Patients enrolled in the study had low-density lipoprotein (LDL) cholesterol levels of 100 to 190 mg/dL and had experienced a stroke or TIA within 1 to 6 months prior to enrollment. Subjects were randomized to atorvastatin 80 mg/d (n=2,365) or placebo (n=2,366), with a median follow-up period of 4.9 years. Interim efficacy analyses performed during the course of the study resulted in P values of <.048 being required to indicate significant differences in data between groups. The primary end point was any nonfatal or fatal stroke, and secondary composite outcomes included stroke or TIA, major coronary event, major cardiovascular event, any coronary event, revascularization procedure, and any cardiovascular event.

Following randomization, patients were permitted to continue taking aspirin or other antiplatelet medications, angiotensin-converting enzyme (ACE) inhibitors, dihydropyridine derivatives, beta blockers, angiotensin-II receptor antagonists, vitamin K antagonists, or open-label statins. Aspirin and antiplatelet medications were the most frequently used among both the placebo and treatment groups (94.1% and 93.6%, respectively). At baseline, mean LDL cholesterol levels were similar in both groups.

The lower mean LDL cholesterol level observed in the atorvastatin group could indicate that the beneficial effects of statin therapy on the risk of recurrent stroke stem from a reduction in the risk of cerebral infarction, the authors said.

Atorvastatin treatment also reduced the risk of coronary events or noncoronary revascularization procedures, with 434 patients in the group (9.2%) experiencing the events or undergoing the procedures.

"Our results support the concept that from the standpoint of statin treatment, stroke or TIA should be considered a coronary heart disease risk equivalent," the authors stated.

Researchers observed differences between the 2 groups in the hazard ratios based on the type of stroke occurring. Patients in the atorvastatin group experienced fewer ischemic strokes than the placebo group (218 vs 274), translating into an adjusted HR of 0.78 (95% CI, 1.08–2.55). Of the 88 patients who experienced hemorrhagic strokes, patients in the atorvastatin group had a higher incidence of the event than the placebo group (55 vs 33, respectively) and a higher risk of hemorrhagic strokes (adjusted HR=1.66; 95% CI, 1.08–2.55).

"The small number of patients with brain hemorrhage at entry in our study precludes any meaningful conclusions regarding the relative risks and benefits of statin treatment in this population," the authors stated. "The potential risk of recurrent hemorrhage should be considered when deciding whether to administer a statin to patients who have had a hemorrhagic stroke."

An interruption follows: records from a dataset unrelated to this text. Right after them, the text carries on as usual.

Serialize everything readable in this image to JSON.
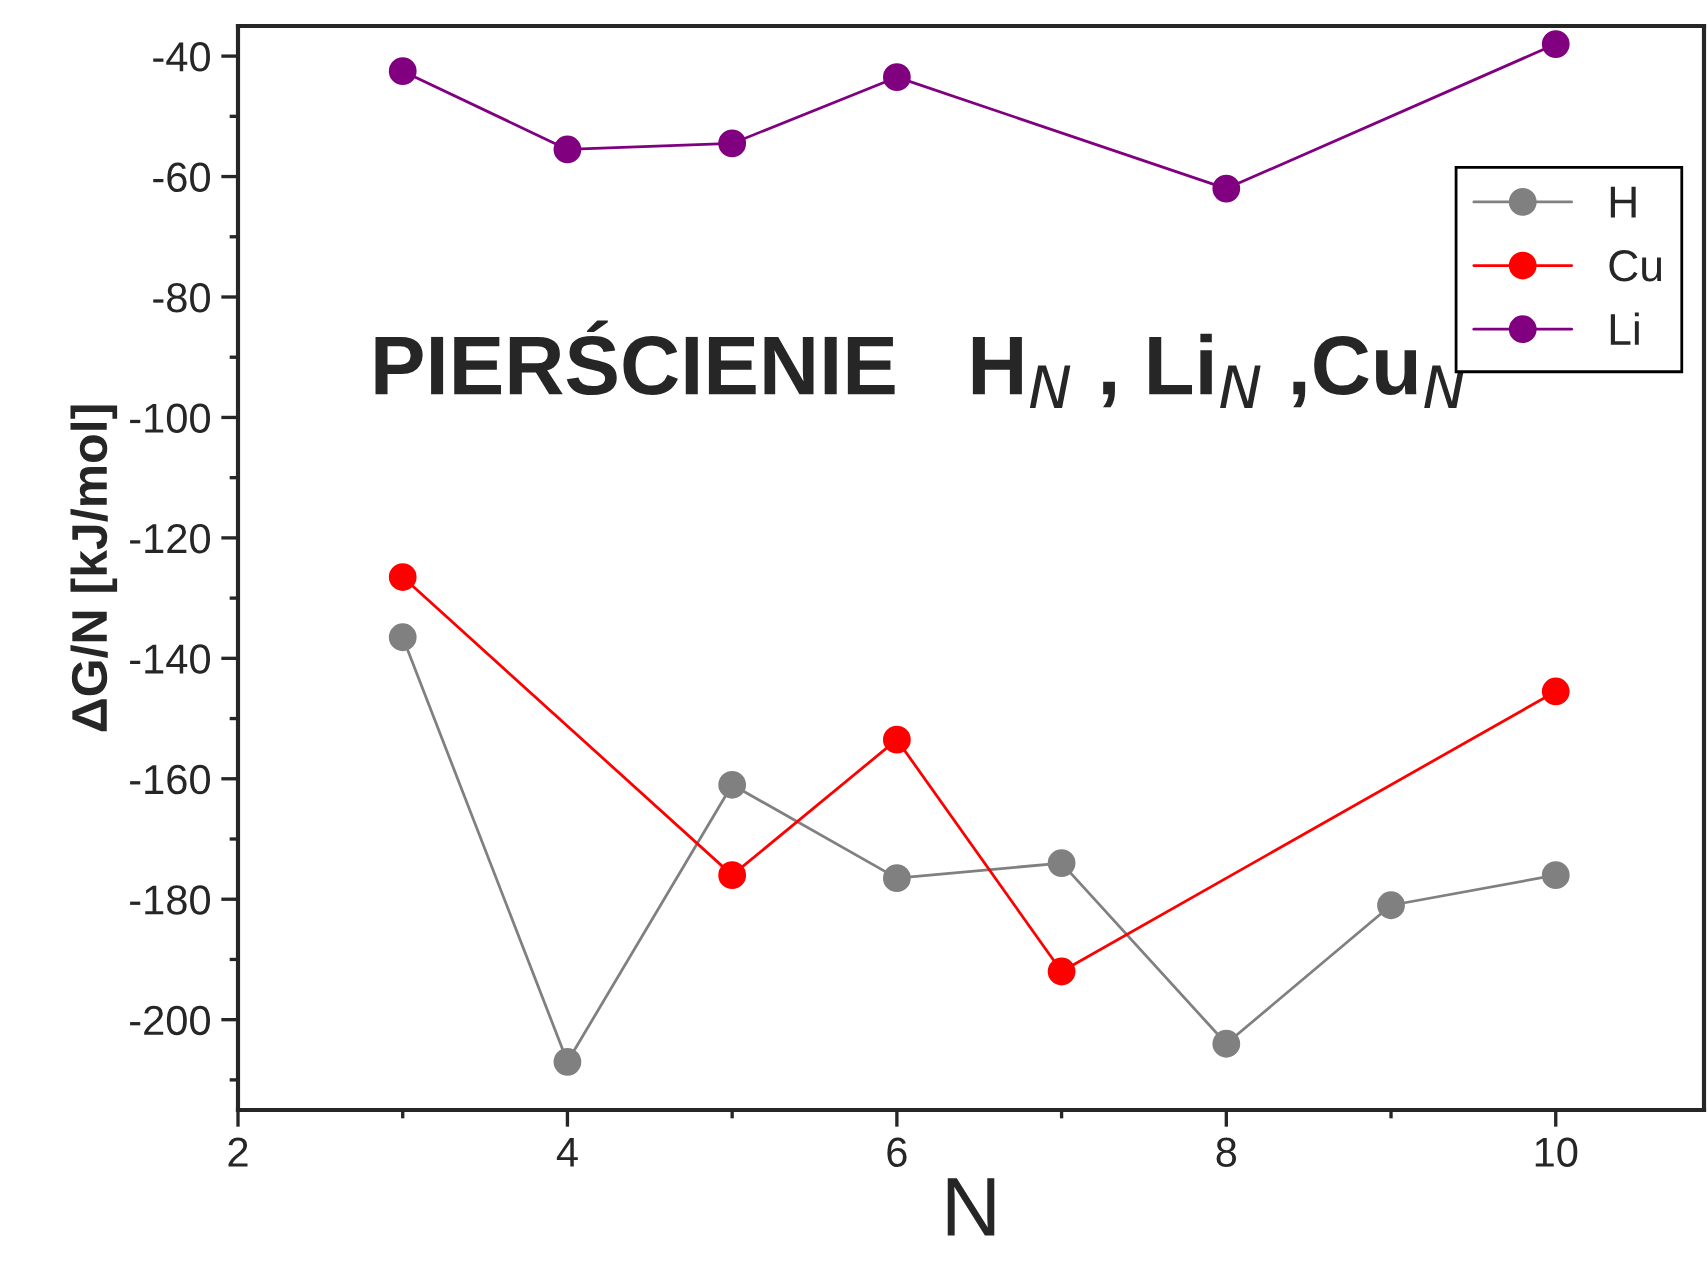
{
  "chart_data": {
    "type": "line",
    "xlabel": "N",
    "ylabel": "ΔG/N [kJ/mol]",
    "annotations": [
      "PIERŚCIENIE   H$_{N}$ , Li$_{N}$ ,Cu$_{N}$"
    ],
    "series": [
      {
        "name": "H",
        "color": "#808080",
        "x": [
          3,
          4,
          5,
          6,
          7,
          8,
          9,
          10
        ],
        "values": [
          -136.5,
          -207,
          -161,
          -176.5,
          -174,
          -204,
          -181,
          -176
        ]
      },
      {
        "name": "Cu",
        "color": "#ff0000",
        "x": [
          3,
          5,
          6,
          7,
          10
        ],
        "values": [
          -126.5,
          -176,
          -153.5,
          -192,
          -145.5
        ]
      },
      {
        "name": "Li",
        "color": "#800080",
        "x": [
          3,
          4,
          5,
          6,
          8,
          10
        ],
        "values": [
          -42.5,
          -55.5,
          -54.5,
          -43.5,
          -62,
          -38
        ]
      }
    ],
    "xlim": [
      2,
      10.9
    ],
    "ylim": [
      -215,
      -35
    ],
    "xticks": [
      2,
      4,
      6,
      8,
      10
    ],
    "yticks": [
      -200,
      -180,
      -160,
      -140,
      -120,
      -100,
      -80,
      -60,
      -40
    ],
    "marker": "circle",
    "line_style": "solid",
    "legend": "top right",
    "grid": false
  }
}
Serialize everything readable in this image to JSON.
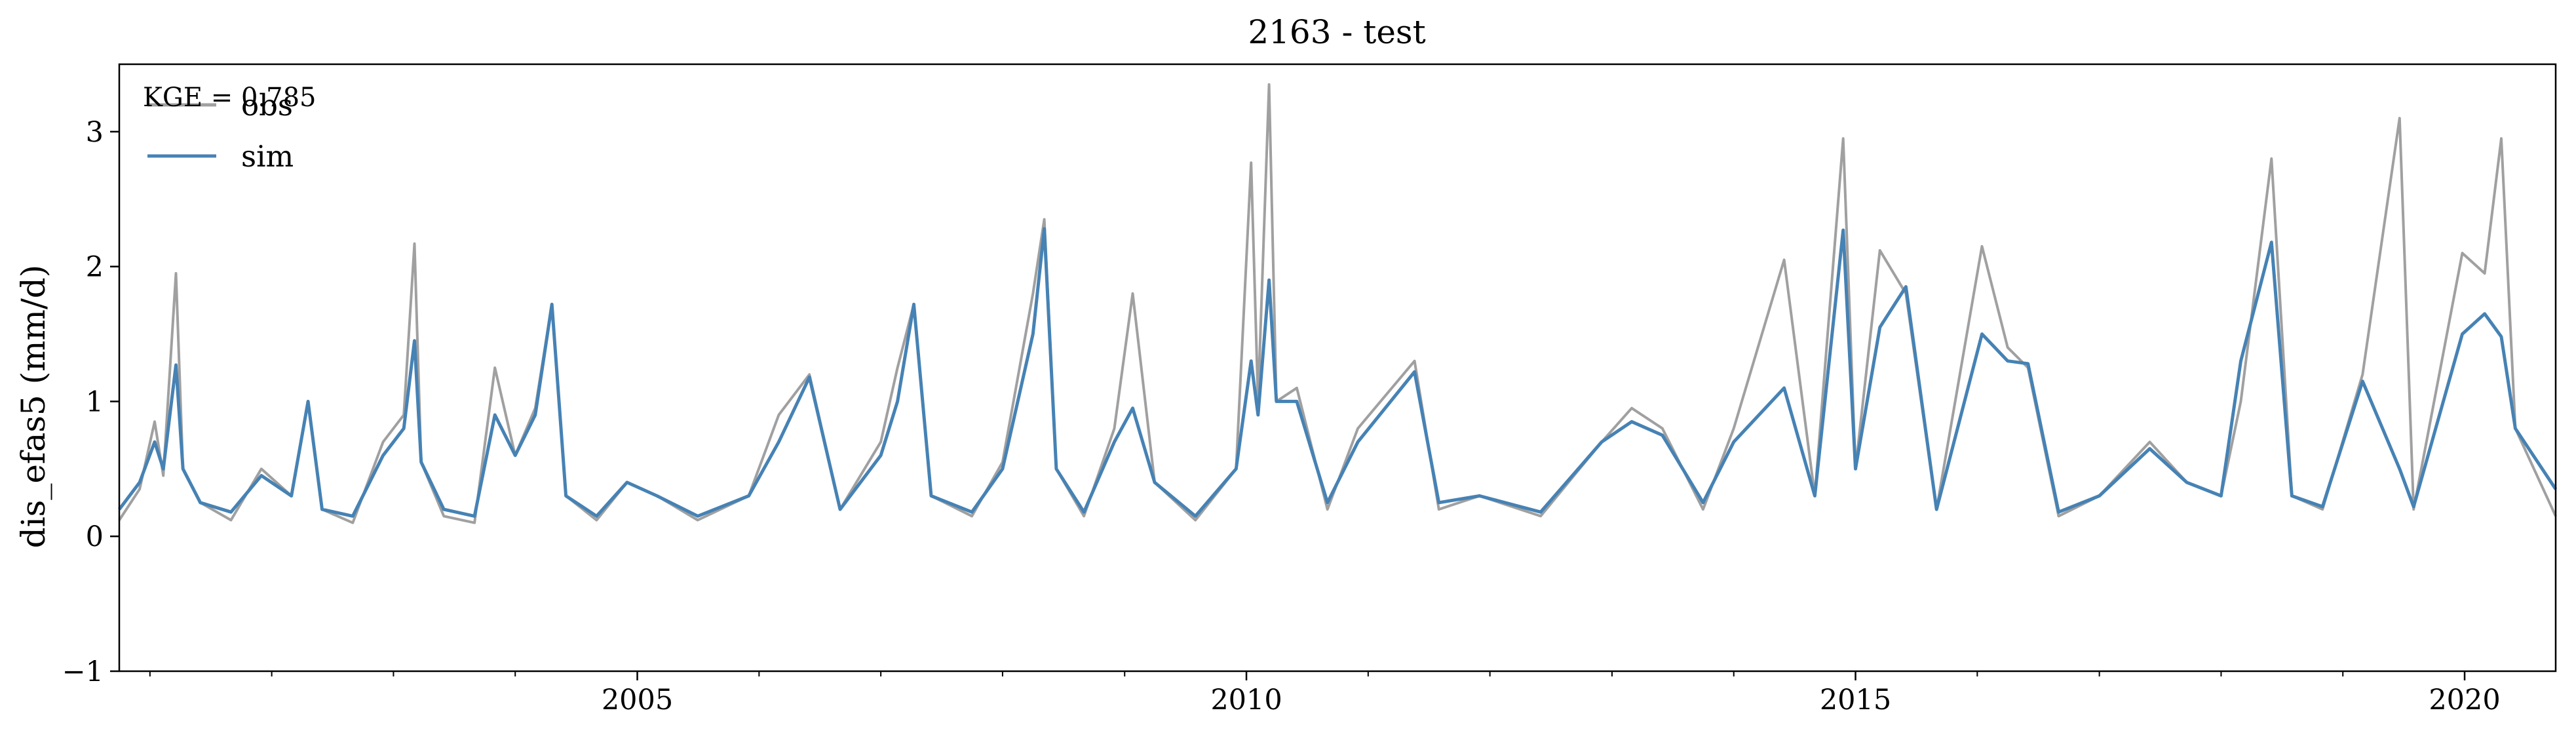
{
  "chart_data": {
    "type": "line",
    "title": "2163 - test",
    "xlabel": "",
    "ylabel": "dis_efas5 (mm/d)",
    "xlim": [
      "2000-10-01",
      "2020-09-30"
    ],
    "ylim": [
      -1,
      3.5
    ],
    "y_ticks": [
      "−1",
      "0",
      "1",
      "2",
      "3"
    ],
    "x_ticks": [
      "2005",
      "2010",
      "2015",
      "2020"
    ],
    "grid": false,
    "legend": {
      "placement": "top-left",
      "entries": [
        "obs",
        "sim"
      ]
    },
    "annotation": "KGE = 0.785",
    "series": [
      {
        "name": "obs",
        "color": "#a0a0a0",
        "points": [
          [
            "2000-10-01",
            0.12
          ],
          [
            "2000-12-01",
            0.35
          ],
          [
            "2001-01-15",
            0.85
          ],
          [
            "2001-02-10",
            0.45
          ],
          [
            "2001-03-20",
            1.95
          ],
          [
            "2001-04-10",
            0.5
          ],
          [
            "2001-06-01",
            0.25
          ],
          [
            "2001-09-01",
            0.12
          ],
          [
            "2001-12-01",
            0.5
          ],
          [
            "2002-03-01",
            0.3
          ],
          [
            "2002-04-20",
            1.0
          ],
          [
            "2002-06-01",
            0.2
          ],
          [
            "2002-09-01",
            0.1
          ],
          [
            "2002-12-01",
            0.7
          ],
          [
            "2003-02-01",
            0.9
          ],
          [
            "2003-03-05",
            2.17
          ],
          [
            "2003-03-25",
            0.55
          ],
          [
            "2003-06-01",
            0.15
          ],
          [
            "2003-09-01",
            0.1
          ],
          [
            "2003-11-01",
            1.25
          ],
          [
            "2004-01-01",
            0.6
          ],
          [
            "2004-03-01",
            0.95
          ],
          [
            "2004-04-20",
            1.72
          ],
          [
            "2004-06-01",
            0.3
          ],
          [
            "2004-09-01",
            0.12
          ],
          [
            "2004-12-01",
            0.4
          ],
          [
            "2005-03-01",
            0.3
          ],
          [
            "2005-07-01",
            0.12
          ],
          [
            "2005-12-01",
            0.3
          ],
          [
            "2006-03-01",
            0.9
          ],
          [
            "2006-06-01",
            1.2
          ],
          [
            "2006-09-01",
            0.2
          ],
          [
            "2007-01-01",
            0.7
          ],
          [
            "2007-02-20",
            1.25
          ],
          [
            "2007-04-10",
            1.72
          ],
          [
            "2007-06-01",
            0.3
          ],
          [
            "2007-10-01",
            0.15
          ],
          [
            "2008-01-01",
            0.55
          ],
          [
            "2008-04-01",
            1.8
          ],
          [
            "2008-05-05",
            2.35
          ],
          [
            "2008-06-10",
            0.5
          ],
          [
            "2008-09-01",
            0.15
          ],
          [
            "2008-12-01",
            0.8
          ],
          [
            "2009-01-25",
            1.8
          ],
          [
            "2009-04-01",
            0.4
          ],
          [
            "2009-08-01",
            0.12
          ],
          [
            "2009-12-01",
            0.5
          ],
          [
            "2010-01-15",
            2.77
          ],
          [
            "2010-02-05",
            1.0
          ],
          [
            "2010-03-10",
            3.35
          ],
          [
            "2010-04-01",
            1.0
          ],
          [
            "2010-06-01",
            1.1
          ],
          [
            "2010-09-01",
            0.2
          ],
          [
            "2010-12-01",
            0.8
          ],
          [
            "2011-05-20",
            1.3
          ],
          [
            "2011-08-01",
            0.2
          ],
          [
            "2011-12-01",
            0.3
          ],
          [
            "2012-06-01",
            0.15
          ],
          [
            "2012-12-01",
            0.7
          ],
          [
            "2013-03-01",
            0.95
          ],
          [
            "2013-06-01",
            0.8
          ],
          [
            "2013-10-01",
            0.2
          ],
          [
            "2014-01-01",
            0.8
          ],
          [
            "2014-06-01",
            2.05
          ],
          [
            "2014-09-01",
            0.3
          ],
          [
            "2014-11-25",
            2.95
          ],
          [
            "2015-01-01",
            0.5
          ],
          [
            "2015-03-15",
            2.12
          ],
          [
            "2015-06-01",
            1.8
          ],
          [
            "2015-09-01",
            0.2
          ],
          [
            "2016-01-15",
            2.15
          ],
          [
            "2016-04-01",
            1.4
          ],
          [
            "2016-06-01",
            1.25
          ],
          [
            "2016-09-01",
            0.15
          ],
          [
            "2017-01-01",
            0.3
          ],
          [
            "2017-06-01",
            0.7
          ],
          [
            "2017-09-20",
            0.4
          ],
          [
            "2018-01-01",
            0.3
          ],
          [
            "2018-03-01",
            1.0
          ],
          [
            "2018-06-01",
            2.8
          ],
          [
            "2018-08-01",
            0.3
          ],
          [
            "2018-11-01",
            0.2
          ],
          [
            "2019-03-01",
            1.2
          ],
          [
            "2019-06-20",
            3.1
          ],
          [
            "2019-08-01",
            0.2
          ],
          [
            "2019-12-25",
            2.1
          ],
          [
            "2020-03-01",
            1.95
          ],
          [
            "2020-04-20",
            2.95
          ],
          [
            "2020-06-01",
            0.8
          ],
          [
            "2020-09-30",
            0.15
          ]
        ]
      },
      {
        "name": "sim",
        "color": "#4682b4",
        "points": [
          [
            "2000-10-01",
            0.2
          ],
          [
            "2000-12-01",
            0.4
          ],
          [
            "2001-01-15",
            0.7
          ],
          [
            "2001-02-10",
            0.5
          ],
          [
            "2001-03-20",
            1.27
          ],
          [
            "2001-04-10",
            0.5
          ],
          [
            "2001-06-01",
            0.25
          ],
          [
            "2001-09-01",
            0.18
          ],
          [
            "2001-12-01",
            0.45
          ],
          [
            "2002-03-01",
            0.3
          ],
          [
            "2002-04-20",
            1.0
          ],
          [
            "2002-06-01",
            0.2
          ],
          [
            "2002-09-01",
            0.15
          ],
          [
            "2002-12-01",
            0.6
          ],
          [
            "2003-02-01",
            0.8
          ],
          [
            "2003-03-05",
            1.45
          ],
          [
            "2003-03-25",
            0.55
          ],
          [
            "2003-06-01",
            0.2
          ],
          [
            "2003-09-01",
            0.15
          ],
          [
            "2003-11-01",
            0.9
          ],
          [
            "2004-01-01",
            0.6
          ],
          [
            "2004-03-01",
            0.9
          ],
          [
            "2004-04-20",
            1.72
          ],
          [
            "2004-06-01",
            0.3
          ],
          [
            "2004-09-01",
            0.15
          ],
          [
            "2004-12-01",
            0.4
          ],
          [
            "2005-03-01",
            0.3
          ],
          [
            "2005-07-01",
            0.15
          ],
          [
            "2005-12-01",
            0.3
          ],
          [
            "2006-03-01",
            0.7
          ],
          [
            "2006-06-01",
            1.18
          ],
          [
            "2006-09-01",
            0.2
          ],
          [
            "2007-01-01",
            0.6
          ],
          [
            "2007-02-20",
            1.0
          ],
          [
            "2007-04-10",
            1.72
          ],
          [
            "2007-06-01",
            0.3
          ],
          [
            "2007-10-01",
            0.18
          ],
          [
            "2008-01-01",
            0.5
          ],
          [
            "2008-04-01",
            1.5
          ],
          [
            "2008-05-05",
            2.28
          ],
          [
            "2008-06-10",
            0.5
          ],
          [
            "2008-09-01",
            0.18
          ],
          [
            "2008-12-01",
            0.7
          ],
          [
            "2009-01-25",
            0.95
          ],
          [
            "2009-04-01",
            0.4
          ],
          [
            "2009-08-01",
            0.15
          ],
          [
            "2009-12-01",
            0.5
          ],
          [
            "2010-01-15",
            1.3
          ],
          [
            "2010-02-05",
            0.9
          ],
          [
            "2010-03-10",
            1.9
          ],
          [
            "2010-04-01",
            1.0
          ],
          [
            "2010-06-01",
            1.0
          ],
          [
            "2010-09-01",
            0.25
          ],
          [
            "2010-12-01",
            0.7
          ],
          [
            "2011-05-20",
            1.22
          ],
          [
            "2011-08-01",
            0.25
          ],
          [
            "2011-12-01",
            0.3
          ],
          [
            "2012-06-01",
            0.18
          ],
          [
            "2012-12-01",
            0.7
          ],
          [
            "2013-03-01",
            0.85
          ],
          [
            "2013-06-01",
            0.75
          ],
          [
            "2013-10-01",
            0.25
          ],
          [
            "2014-01-01",
            0.7
          ],
          [
            "2014-06-01",
            1.1
          ],
          [
            "2014-09-01",
            0.3
          ],
          [
            "2014-11-25",
            2.27
          ],
          [
            "2015-01-01",
            0.5
          ],
          [
            "2015-03-15",
            1.55
          ],
          [
            "2015-06-01",
            1.85
          ],
          [
            "2015-09-01",
            0.2
          ],
          [
            "2016-01-15",
            1.5
          ],
          [
            "2016-04-01",
            1.3
          ],
          [
            "2016-06-01",
            1.28
          ],
          [
            "2016-09-01",
            0.18
          ],
          [
            "2017-01-01",
            0.3
          ],
          [
            "2017-06-01",
            0.65
          ],
          [
            "2017-09-20",
            0.4
          ],
          [
            "2018-01-01",
            0.3
          ],
          [
            "2018-03-01",
            1.3
          ],
          [
            "2018-06-01",
            2.18
          ],
          [
            "2018-08-01",
            0.3
          ],
          [
            "2018-11-01",
            0.22
          ],
          [
            "2019-03-01",
            1.15
          ],
          [
            "2019-06-20",
            0.5
          ],
          [
            "2019-08-01",
            0.22
          ],
          [
            "2019-12-25",
            1.5
          ],
          [
            "2020-03-01",
            1.65
          ],
          [
            "2020-04-20",
            1.48
          ],
          [
            "2020-06-01",
            0.8
          ],
          [
            "2020-09-30",
            0.35
          ]
        ]
      }
    ]
  }
}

Nineteen patients in the entire study population experienced strokes that did not have classified causes, with more patients in the placebo group (12) experiencing those types of strokes, translating into an adjusted HR for the atorvastatin group of 0.55 (95% CI, 0.51–1.40). Researchers observed no significant difference in the incidence of fatal hemorrhagic stroke between groups.

SOURCE Amarenco P, Bogouslavsky J, Callahan A III, et al; for the Stroke Prevention by Aggressive Reduction in Cholesterol Levels (SPARCL) Investigators. High-dose atorvastatin after stroke or transient ischemic attack. N Engl J Med. 2006;355:549–559.